Cynthia Robinson, whose brassy, forthright trumpet lit up Sly and the Family Stone songs such as “Dance to the Music,” “Life” and “Hot Fun in the Summertime,” died Monday, the band’s publicist confirmed. She was 71.
The cause of death was cancer, according to a post on her Facebook page.
Robinson cut a distinctive figure in rock ‘n’ roll, even among the distinctive, multiethnic clan that made up Sly and the Family Stone. She was a female trumpeter, a position that set her apart, especially in the late ’60s and early ’70s when Sly and the Family Stone was one of the dominant groups in pop music.
Her voice was unmistakable. That’s her you hear saying, “Get up and dance to the music” in the opening of “Dance to the Music.”

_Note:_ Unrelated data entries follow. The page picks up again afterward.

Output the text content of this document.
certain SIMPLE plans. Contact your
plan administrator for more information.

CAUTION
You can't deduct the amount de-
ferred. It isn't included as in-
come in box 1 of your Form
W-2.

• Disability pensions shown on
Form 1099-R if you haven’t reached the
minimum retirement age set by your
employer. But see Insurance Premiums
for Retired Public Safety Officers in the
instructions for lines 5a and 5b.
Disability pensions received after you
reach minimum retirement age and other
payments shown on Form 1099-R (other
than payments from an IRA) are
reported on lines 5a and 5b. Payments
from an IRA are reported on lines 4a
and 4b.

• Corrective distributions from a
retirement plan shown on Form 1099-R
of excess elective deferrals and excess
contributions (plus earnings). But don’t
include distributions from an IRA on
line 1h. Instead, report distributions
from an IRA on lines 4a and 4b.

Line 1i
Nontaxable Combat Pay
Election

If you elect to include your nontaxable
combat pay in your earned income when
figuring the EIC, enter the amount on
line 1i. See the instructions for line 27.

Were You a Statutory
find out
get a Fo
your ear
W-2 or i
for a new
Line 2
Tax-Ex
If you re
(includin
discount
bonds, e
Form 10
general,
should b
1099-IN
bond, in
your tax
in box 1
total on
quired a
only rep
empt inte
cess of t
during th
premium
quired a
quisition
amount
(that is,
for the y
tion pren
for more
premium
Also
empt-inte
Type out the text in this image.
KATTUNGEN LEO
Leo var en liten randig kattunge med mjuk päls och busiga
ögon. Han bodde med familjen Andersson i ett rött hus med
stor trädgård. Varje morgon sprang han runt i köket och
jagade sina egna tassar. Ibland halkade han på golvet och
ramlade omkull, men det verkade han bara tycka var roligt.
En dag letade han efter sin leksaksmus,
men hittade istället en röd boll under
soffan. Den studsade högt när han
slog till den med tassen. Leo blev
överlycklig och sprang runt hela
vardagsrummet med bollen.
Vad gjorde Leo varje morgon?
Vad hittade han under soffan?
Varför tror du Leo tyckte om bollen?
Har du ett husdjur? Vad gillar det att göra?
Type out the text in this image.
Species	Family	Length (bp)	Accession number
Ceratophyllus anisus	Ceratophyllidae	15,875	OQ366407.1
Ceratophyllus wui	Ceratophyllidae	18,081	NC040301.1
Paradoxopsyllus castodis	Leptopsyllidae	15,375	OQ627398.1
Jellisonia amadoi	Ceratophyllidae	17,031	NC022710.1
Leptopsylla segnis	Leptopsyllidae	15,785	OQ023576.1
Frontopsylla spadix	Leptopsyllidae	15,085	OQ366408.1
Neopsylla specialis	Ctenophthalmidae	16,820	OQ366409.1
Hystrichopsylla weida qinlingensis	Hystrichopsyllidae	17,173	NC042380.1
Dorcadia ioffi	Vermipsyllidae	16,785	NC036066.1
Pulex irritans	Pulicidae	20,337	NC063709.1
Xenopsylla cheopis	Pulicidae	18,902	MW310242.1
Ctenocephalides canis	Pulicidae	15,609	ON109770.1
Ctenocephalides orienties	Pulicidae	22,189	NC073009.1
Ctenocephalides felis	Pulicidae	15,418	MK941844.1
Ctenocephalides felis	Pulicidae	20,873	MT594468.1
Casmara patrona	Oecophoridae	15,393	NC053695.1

The group — which consisted of Sylvester “Sly Stone” Stewart, his brother Freddie and sister Rose, Robinson, Larry Graham, Greg Errico and Jerry Martini — pulled from R&B, jazz, psychedelia, old-time music hall (“Hot Fun” had “piano triplets so corny they could have been composed by Booth Tarkington,” rock critic Dave Marsh wrote in “The Heart of Rock and Soul”) and straight-up rock ‘n’ roll.
For a time, they were the biggest band in the country, with an appearance at Woodstock and a trio of No. 1 records, their diversity considered symbolic of the era’s youth.
“The message was as integrated as the music,” Phillip Naylor, a Marquette University professor, told CNN in 2007.
For the band, it was just “family music” — or, to Rose Stone, “truth music.”
“Truth never changes. Truth always sets people free,” she told CNN.
The family did break up, driven apart by drugs and Sly Stone’s sometimes erratic behavior. But Robinson stayed loyal, playing with Sly as well as bassist Larry Graham’s Graham Central Station, according to The Root.
She was on tour this past summer with the Family Stone, and the reclusive Sly even dropped by. The two had a daughter, Sylvette Phunne Stone, who survives her mother. Robinson is also survived by daughter Laura Marie.
Jerry Martini, the Family Stone’s saxophonist, told Billboard she was a pioneer.
“She covered a lot of ground,” he said. “She was the first female trumpet player and the first African-American trumpet player in Rock and Roll Hall of Fame. She wasn’t in the back. She was out front telling you to get up and dance to the music, and she could blow with the best of ’em, always.”